The following chart, taken from the paper, compares gross cumulative returns (natural logarithm) of conventional momentum (FF EW WML) and dynamic momentum (Dynamic strategy) for the long U.S. sample, with portfolios equally weighted. Results show that dynamic momentum avoids three major conventional momentum crashes.

In summary, evidence from in-sample tests suggests that investors may be able to avoid (and reverse) conventional stock momentum crashes by flipping to a contrarian stance during months two through four after a broad market monthly plunge.

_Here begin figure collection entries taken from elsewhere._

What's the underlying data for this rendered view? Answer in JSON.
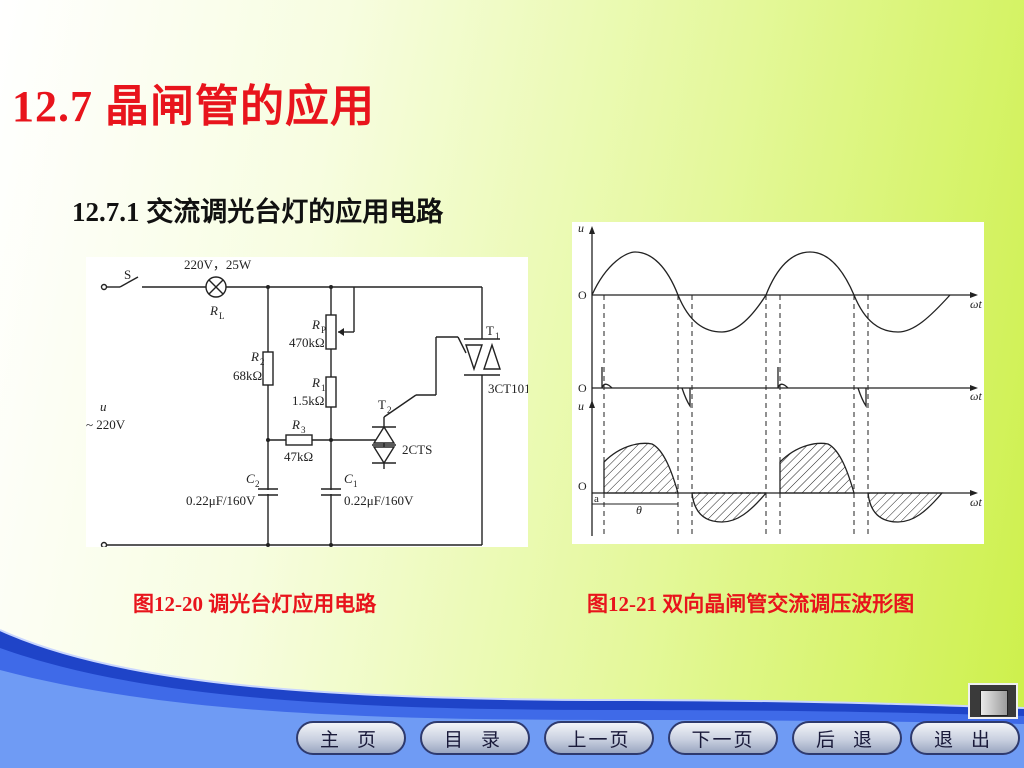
{
  "slide": {
    "title": "12.7  晶闸管的应用",
    "subtitle": "12.7.1  交流调光台灯的应用电路"
  },
  "figures": {
    "circuit": {
      "caption": "图12-20  调光台灯应用电路",
      "labels": {
        "switch": "S",
        "lamp_rating": "220V，25W",
        "lamp_ref": "R",
        "lamp_ref_sub": "L",
        "r2_ref": "R",
        "r2_sub": "2",
        "r2_value": "68kΩ",
        "rp_ref": "R",
        "rp_sub": "P",
        "rp_value": "470kΩ",
        "r1_ref": "R",
        "r1_sub": "1",
        "r1_value": "1.5kΩ",
        "r3_ref": "R",
        "r3_sub": "3",
        "r3_value": "47kΩ",
        "c2_ref": "C",
        "c2_sub": "2",
        "c2_value": "0.22μF/160V",
        "c1_ref": "C",
        "c1_sub": "1",
        "c1_value": "0.22μF/160V",
        "t1_ref": "T",
        "t1_sub": "1",
        "t1_model": "3CT101",
        "t2_ref": "T",
        "t2_sub": "2",
        "t2_model": "2CTS",
        "source_symbol": "u",
        "source_value": "~ 220V"
      }
    },
    "waveform": {
      "caption": "图12-21  双向晶闸管交流调压波形图",
      "labels": {
        "u_axis": "u",
        "origin": "O",
        "wt_axis": "ωt",
        "alpha": "a",
        "theta": "θ"
      }
    }
  },
  "nav": {
    "buttons": [
      {
        "label": "主 页"
      },
      {
        "label": "目 录"
      },
      {
        "label": "上一页"
      },
      {
        "label": "下一页"
      },
      {
        "label": "后 退"
      },
      {
        "label": "退 出"
      }
    ]
  },
  "colors": {
    "title": "#e8141c",
    "caption": "#e8141c",
    "nav_border": "#2e3a6e",
    "deco_blue": "#1f44c8"
  }
}
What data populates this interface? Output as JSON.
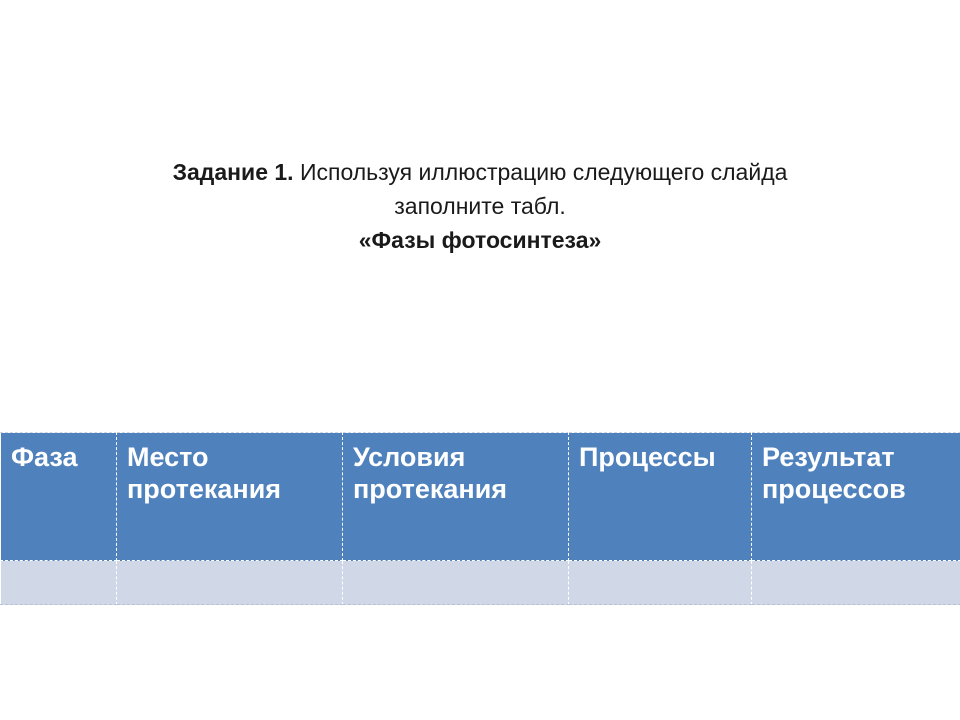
{
  "task": {
    "label": "Задание 1.",
    "text_line1": " Используя иллюстрацию следующего слайда",
    "text_line2": "заполните табл.",
    "title": "«Фазы фотосинтеза»"
  },
  "table": {
    "headers": [
      "Фаза",
      "Место протекания",
      "Условия протекания",
      "Процессы",
      "Результат процессов"
    ],
    "rows": [
      [
        "",
        "",
        "",
        "",
        ""
      ]
    ]
  },
  "colors": {
    "header_bg": "#4f81bd",
    "row_bg": "#d0d8e8",
    "header_text": "#ffffff"
  }
}
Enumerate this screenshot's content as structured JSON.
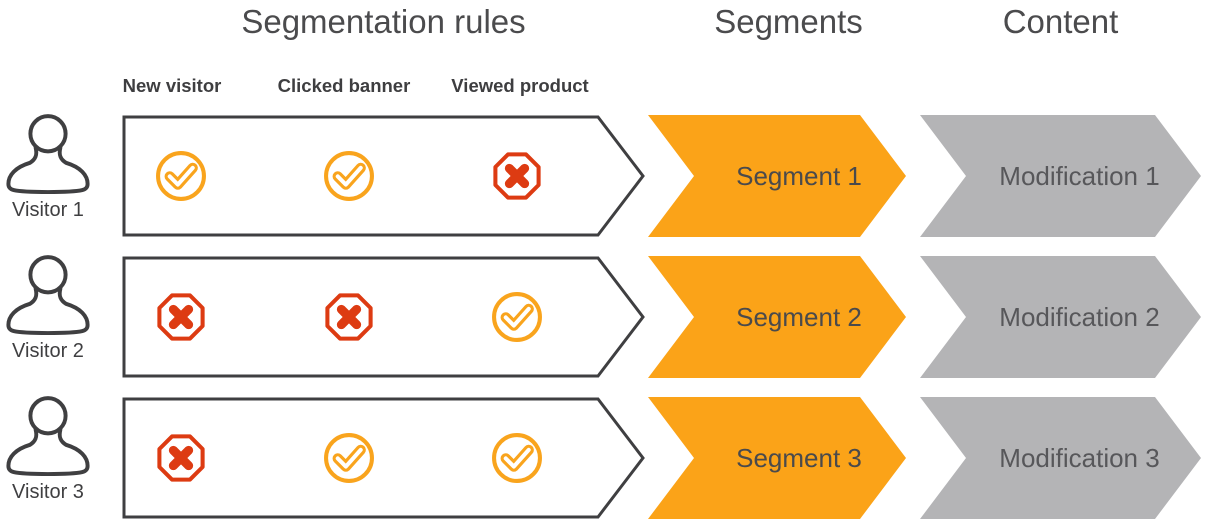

Cautions regarding findings include:

  • As noted, dynamic momentum tests are in-sample because the threshold for switching between momentum and contrarian positions derives from the full sample (confirmed by the author). Results for a test using only data available in real time to determine the threshold for switches may differ substantially.
  • The in-sample Sharpe ratios of equal-weighted and value-weighted dynamic momentum are not much higher than that of the market, reflective of the relatively high volatility of dynamic momentum.
  • As illustrated in the chart above, dynamic momentum outperformance depends on avoiding a few deep conventional momentum crashes. The sample of deep crashes is very small, undermining confidence that future crashes will be reliably like them.
  • Performance data are gross, not net. Stock momentum portfolios typically have fairly high turnover and therefore material monthly reformation frictions that would reduce average returns and Sharpe ratios. These frictions likely vary by market.